В этой повседневно гибнущей массе людей нельзя отделять свое «я» от сотен тысяч «не я». То, что сегодня постигло десяток товарищей, завтра может постичь и меня…»
Емельян не заметил, когда тюремная явь сменилась сном, да и сменилась ли… Он лежал на спине, глядя сквозь решетку на все еще темное небо, и едва сомкнул веки, даже мглистый рисунок железных переплетов окна не успел стереться перед его взором, как на темном синем фоне окошка возникли образы Ганны и Юрки… Сначала всплыло одно лицо Ганны, его мягкий овал и глаза ее, которые смотрели на Емельяна печально и неподвижно. Затем возник беленький, голубоглазый Юрка, но не такой, каким он мог быть сейчас, четырнадцатилетним мальчишкой, даже и не такой, каким он был три года назад, перед отъездом Емельяна на фронт, а всего пяти- или шестилетний, как на фотографии, стоявшей на письменном столе…

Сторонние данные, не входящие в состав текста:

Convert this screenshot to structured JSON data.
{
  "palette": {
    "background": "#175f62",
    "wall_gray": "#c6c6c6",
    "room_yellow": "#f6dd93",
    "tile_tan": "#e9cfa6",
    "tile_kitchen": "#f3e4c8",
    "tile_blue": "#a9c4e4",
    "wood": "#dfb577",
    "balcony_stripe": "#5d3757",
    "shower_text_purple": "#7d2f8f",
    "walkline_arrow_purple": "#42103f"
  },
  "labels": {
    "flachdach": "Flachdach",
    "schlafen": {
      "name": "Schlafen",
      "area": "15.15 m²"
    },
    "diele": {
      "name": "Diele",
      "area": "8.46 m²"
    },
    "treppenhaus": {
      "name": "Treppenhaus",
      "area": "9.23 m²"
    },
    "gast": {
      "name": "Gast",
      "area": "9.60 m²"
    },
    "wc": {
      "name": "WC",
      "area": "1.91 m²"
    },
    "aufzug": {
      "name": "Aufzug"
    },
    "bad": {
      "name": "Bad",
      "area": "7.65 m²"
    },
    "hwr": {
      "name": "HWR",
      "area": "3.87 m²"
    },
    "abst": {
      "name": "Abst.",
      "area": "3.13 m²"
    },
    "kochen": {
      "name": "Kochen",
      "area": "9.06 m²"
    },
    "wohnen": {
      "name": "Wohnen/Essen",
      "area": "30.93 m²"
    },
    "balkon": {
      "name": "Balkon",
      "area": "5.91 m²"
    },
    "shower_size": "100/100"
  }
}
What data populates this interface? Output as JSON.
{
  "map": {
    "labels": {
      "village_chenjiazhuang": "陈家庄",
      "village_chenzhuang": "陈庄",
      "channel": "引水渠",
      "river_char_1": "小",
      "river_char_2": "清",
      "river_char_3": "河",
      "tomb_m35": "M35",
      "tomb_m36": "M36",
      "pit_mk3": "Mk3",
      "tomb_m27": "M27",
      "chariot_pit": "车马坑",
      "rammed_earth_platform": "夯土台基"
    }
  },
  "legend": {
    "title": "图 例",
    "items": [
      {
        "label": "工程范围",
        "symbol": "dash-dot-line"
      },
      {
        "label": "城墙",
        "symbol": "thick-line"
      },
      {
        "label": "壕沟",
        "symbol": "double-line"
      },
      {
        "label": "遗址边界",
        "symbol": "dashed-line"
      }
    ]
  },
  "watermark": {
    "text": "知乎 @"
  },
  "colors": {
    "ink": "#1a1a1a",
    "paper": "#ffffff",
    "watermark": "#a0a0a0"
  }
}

Но сон не обманул Баграмова их кажущейся реальностью: Емельян не ждал от Ганны и Юрки слов, не слышал их голосов, это были лишь выпуклые, хотя и реальные, но недвижные и молчаливые образы, зрительные отпечатки памяти. Ощущение оторванности от них и во сне не исчезло, как не покинуло его сознание, что он в тюремном каземате, как не исчезло чувство близости неминуемой смерти…
Внутренний голос Баграмова продолжал говорить, слагая это письмо, может быть, последнее из множества не отправленных и не написанных им писем:
«…И видишь, какое долгое время смерть уносила моих друзей, сохраняя надежду, что я увижу тебя.
На этот раз обернулось все так, что именно мне вынулся «несчастливый номер» и я тоже должен погибнуть… Но мы все-таки победим!..
На этот раз я говорю «мы», разумея не только тех, кто находится здесь, в плену, но всех, кто принадлежит к армии величайших дерзаний человечества, — к армии коммунизма, — мы победим! И мы, томящиеся здесь без возможностей настоящей борьбы с врагом, поверженные, но непобежденные, мы не ощущаем себя отторгнутыми от семьи победителей.